Penyaluran kredit konsumsi sepeda motor atau kredit sepeda motor dilakukan oleh beberapa lembaga keuangan seperti bank dan perusahaan
pembiayaan multifinance. Beberapa perusahaan pembiayaan memperoleh dana yang digunakan untuk membiayai likuiditasnya dari bank, pinjaman ini berupa
kredit konsumsi bank untuk disalurkan kembali kepada rumah tangga. Hal ini membuat kredit konsumsi ini menjadi lahan usaha bagi perusahaan pembiayaan
untuk menyalurkan dana yang telah diperoleh kepada rumah tangga, untuk menghasilkan profit.
Perusahaan pembiayaan menjadikan alasan keuntungan sehingga memberikan pintu kemudahan bagi rumah tangga untuk mendapatkan sepeda
motor melalui jalur kredit. Persaingan usaha juga memberikan peluang untuk memberi kemudahan penyaluran kredit. Sebab, dana yang diperoleh perusahaan
pembiyaan merupakan dana pinjaman dari bank yang juga dikenakan bunga, sebagai opportunity cost dari dana yang dipinjamkan. Miranti 2004 menyatakan
bahwa tingginya permintaan sepeda motor di Indonesia dipacu oleh perusahaan pembiayaan yang mengucurkan dananya untuk pembiayaan pembelian sepeda
motor. Menurutnya, diperkirakan sekitar 30 bank pemerintah maupun swasta dan sekitar 121 perusahaan pembiayaan yang mengalokasikan sebagian dananya
untuk pembiayaan sepeda motor. Pembelian sepeda motor yang didominasi oleh masyarakat menengah ke
bawah masih meningkat, khususnya yang dibiayai oleh kredit. Hal tersebut
merujuk pada LPCIH, bahwa rumah tangga akan memaksimumkan kepuasan dengan kendala anggaran yang dihadapinya. Kendala yang ditutupi dengan kredit
ini akan memberatkan rumah tangga, yang pada akhirnya akan membuat rumah tangga tidak mampu membayar angsuran kredit kepada perusahaan pembiayaan
ataupun bank. Jika itu terus terjadi, maka akan menimbulkan masalah dalam kredit yang dikenal dengan adverse selection dan moral hazard. Kemudian akan
meningkatkan nonperforming loan NPL dari perusahaan pembiayaan dan bank yang memberikan pinjaman.

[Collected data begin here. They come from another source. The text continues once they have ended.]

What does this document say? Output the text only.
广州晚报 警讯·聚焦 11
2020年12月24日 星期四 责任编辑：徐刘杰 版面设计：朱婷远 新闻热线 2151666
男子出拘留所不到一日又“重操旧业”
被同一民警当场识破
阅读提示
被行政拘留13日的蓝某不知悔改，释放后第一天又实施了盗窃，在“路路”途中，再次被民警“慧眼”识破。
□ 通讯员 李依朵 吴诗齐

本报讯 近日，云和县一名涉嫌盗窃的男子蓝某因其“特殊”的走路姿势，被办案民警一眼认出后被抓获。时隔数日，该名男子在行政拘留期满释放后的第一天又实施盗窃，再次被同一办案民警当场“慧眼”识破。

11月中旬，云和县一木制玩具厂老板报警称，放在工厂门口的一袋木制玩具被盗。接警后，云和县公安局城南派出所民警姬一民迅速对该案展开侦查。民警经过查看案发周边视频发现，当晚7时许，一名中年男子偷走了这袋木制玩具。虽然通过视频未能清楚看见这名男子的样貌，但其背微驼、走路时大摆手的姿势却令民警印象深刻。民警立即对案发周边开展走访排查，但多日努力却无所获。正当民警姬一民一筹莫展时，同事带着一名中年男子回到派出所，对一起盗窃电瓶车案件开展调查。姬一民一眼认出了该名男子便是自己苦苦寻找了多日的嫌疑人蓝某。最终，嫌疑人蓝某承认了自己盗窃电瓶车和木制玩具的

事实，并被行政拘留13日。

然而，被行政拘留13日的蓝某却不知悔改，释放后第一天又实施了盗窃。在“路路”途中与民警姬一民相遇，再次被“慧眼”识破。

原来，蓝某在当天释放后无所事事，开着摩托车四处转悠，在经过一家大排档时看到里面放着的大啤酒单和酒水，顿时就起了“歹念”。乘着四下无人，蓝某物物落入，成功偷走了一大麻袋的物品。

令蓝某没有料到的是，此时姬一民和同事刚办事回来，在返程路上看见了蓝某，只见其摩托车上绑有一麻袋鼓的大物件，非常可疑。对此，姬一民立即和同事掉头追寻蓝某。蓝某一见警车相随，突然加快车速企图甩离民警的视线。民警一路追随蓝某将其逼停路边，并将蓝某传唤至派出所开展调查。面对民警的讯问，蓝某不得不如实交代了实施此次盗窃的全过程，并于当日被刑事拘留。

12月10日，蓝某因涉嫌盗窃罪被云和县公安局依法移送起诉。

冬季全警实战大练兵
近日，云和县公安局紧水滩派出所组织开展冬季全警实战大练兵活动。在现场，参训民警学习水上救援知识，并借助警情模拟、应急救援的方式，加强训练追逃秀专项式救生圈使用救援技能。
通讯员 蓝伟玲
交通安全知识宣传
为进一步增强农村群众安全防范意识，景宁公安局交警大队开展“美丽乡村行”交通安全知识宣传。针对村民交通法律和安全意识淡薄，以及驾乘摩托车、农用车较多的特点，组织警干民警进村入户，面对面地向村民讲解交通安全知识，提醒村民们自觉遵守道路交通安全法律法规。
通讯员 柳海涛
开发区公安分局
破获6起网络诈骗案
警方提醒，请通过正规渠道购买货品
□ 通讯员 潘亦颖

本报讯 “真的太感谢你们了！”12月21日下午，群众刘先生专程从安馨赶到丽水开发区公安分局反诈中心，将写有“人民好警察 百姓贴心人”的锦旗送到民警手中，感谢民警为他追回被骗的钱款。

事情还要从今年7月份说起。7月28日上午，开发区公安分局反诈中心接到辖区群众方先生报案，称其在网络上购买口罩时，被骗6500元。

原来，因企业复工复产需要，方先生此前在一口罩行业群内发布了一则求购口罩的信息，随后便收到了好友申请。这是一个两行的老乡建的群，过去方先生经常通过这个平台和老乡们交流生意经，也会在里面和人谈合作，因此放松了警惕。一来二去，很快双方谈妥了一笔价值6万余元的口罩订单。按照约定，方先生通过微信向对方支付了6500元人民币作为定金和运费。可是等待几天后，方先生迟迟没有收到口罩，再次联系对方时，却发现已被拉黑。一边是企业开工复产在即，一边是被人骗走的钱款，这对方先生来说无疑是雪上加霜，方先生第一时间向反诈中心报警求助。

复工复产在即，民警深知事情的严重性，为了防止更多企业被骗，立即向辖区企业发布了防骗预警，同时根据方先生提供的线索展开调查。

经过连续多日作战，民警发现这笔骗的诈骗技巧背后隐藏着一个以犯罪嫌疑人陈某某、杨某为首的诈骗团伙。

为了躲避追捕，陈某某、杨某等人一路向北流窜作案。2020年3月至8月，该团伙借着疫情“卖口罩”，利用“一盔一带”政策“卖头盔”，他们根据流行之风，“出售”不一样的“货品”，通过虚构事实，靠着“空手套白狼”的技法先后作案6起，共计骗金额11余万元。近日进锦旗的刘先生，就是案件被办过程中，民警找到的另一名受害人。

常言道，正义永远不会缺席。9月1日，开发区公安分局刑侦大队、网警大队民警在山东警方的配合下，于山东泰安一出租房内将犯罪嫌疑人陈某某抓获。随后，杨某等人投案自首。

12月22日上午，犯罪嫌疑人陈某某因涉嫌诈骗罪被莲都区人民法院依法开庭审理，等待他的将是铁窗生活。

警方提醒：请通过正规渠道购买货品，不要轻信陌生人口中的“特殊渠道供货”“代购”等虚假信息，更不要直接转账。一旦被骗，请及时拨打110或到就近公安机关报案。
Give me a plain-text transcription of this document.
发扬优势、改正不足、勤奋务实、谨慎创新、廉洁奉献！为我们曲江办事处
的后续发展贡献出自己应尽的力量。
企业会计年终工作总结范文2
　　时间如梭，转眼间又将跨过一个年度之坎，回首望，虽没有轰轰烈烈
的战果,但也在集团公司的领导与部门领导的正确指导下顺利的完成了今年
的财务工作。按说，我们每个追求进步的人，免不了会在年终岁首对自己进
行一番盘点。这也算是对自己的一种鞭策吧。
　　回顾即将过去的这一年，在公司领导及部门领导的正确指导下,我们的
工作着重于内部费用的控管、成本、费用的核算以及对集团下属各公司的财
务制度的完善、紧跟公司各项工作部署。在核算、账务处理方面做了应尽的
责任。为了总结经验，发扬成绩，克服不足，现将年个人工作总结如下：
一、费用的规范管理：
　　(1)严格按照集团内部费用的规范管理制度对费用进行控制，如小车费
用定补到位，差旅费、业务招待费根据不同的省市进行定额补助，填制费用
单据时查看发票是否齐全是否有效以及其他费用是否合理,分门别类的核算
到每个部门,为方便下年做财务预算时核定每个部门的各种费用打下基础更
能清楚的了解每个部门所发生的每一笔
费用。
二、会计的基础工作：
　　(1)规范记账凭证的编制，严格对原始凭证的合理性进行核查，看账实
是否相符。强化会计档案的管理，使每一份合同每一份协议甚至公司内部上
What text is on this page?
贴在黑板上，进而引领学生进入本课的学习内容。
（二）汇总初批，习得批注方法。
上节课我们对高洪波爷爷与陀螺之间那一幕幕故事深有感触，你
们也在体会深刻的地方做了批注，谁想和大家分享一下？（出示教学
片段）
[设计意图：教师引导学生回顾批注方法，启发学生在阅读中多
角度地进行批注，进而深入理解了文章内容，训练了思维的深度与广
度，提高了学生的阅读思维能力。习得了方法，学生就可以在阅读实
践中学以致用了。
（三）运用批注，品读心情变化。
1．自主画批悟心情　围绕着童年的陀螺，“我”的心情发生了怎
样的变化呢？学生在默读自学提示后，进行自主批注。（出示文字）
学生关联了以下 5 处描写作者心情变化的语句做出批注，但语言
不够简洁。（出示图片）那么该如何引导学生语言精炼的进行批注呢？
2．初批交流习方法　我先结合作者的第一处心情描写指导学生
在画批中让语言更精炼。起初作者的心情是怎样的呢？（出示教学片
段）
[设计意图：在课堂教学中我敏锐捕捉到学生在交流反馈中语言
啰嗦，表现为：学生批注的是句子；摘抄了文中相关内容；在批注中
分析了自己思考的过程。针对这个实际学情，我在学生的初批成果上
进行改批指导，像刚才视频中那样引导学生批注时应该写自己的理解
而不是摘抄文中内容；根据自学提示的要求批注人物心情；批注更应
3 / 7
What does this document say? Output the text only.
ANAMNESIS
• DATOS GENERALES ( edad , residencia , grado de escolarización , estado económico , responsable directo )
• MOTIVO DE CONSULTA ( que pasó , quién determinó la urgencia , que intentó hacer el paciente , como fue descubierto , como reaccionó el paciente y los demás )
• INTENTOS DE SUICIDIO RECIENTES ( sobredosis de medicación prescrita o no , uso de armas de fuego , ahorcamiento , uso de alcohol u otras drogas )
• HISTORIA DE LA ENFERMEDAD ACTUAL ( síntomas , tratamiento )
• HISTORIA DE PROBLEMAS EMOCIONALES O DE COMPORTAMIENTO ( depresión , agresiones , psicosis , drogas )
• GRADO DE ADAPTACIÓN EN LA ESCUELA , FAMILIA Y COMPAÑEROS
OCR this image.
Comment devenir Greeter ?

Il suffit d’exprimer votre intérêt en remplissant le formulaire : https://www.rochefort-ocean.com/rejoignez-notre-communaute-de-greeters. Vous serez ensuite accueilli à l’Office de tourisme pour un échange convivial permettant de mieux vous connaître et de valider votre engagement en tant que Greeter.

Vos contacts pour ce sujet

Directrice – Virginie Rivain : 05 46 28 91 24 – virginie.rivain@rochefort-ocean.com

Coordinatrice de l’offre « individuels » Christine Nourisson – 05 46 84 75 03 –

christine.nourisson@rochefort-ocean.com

Oleh karena itu, perlu diketahui karakteristik rumah tangga yang meminta kredit sepeda motor dan juga faktor-faktor yang mempengaruhi peluang
permintaan kredit sepeda motor dalam level mikro rumah tangga tersebut. Hal ini bertujuan agar penyaluran kredit tidak menjadi masalah di kemudian hari,
sehingga dapat mewujudkan suatu mekanisme panyaluran kredit yang aman, menguntungkan, dan berprinsip kehati-hatian prudent. Penelitian mengenai
kredit konsumsi rumah tangga telah dilakukan di negara-negara lain, namun tidak spesifik kepada salah salah satu jenis kredit konsumsi dan data yang digunakan
oleh negara lain biasanya berupa data Survey of Consumer Finance SCF. Namun, Indonesia tidak memiliki data mengenai SCF, sehingga Hadad et al.
2004 mengunakan data SKTIR 2003 dari BPS. Penelitian ini menggunakan data primer, dengan responden sebagai wakil rumah tangga dalam penelitian.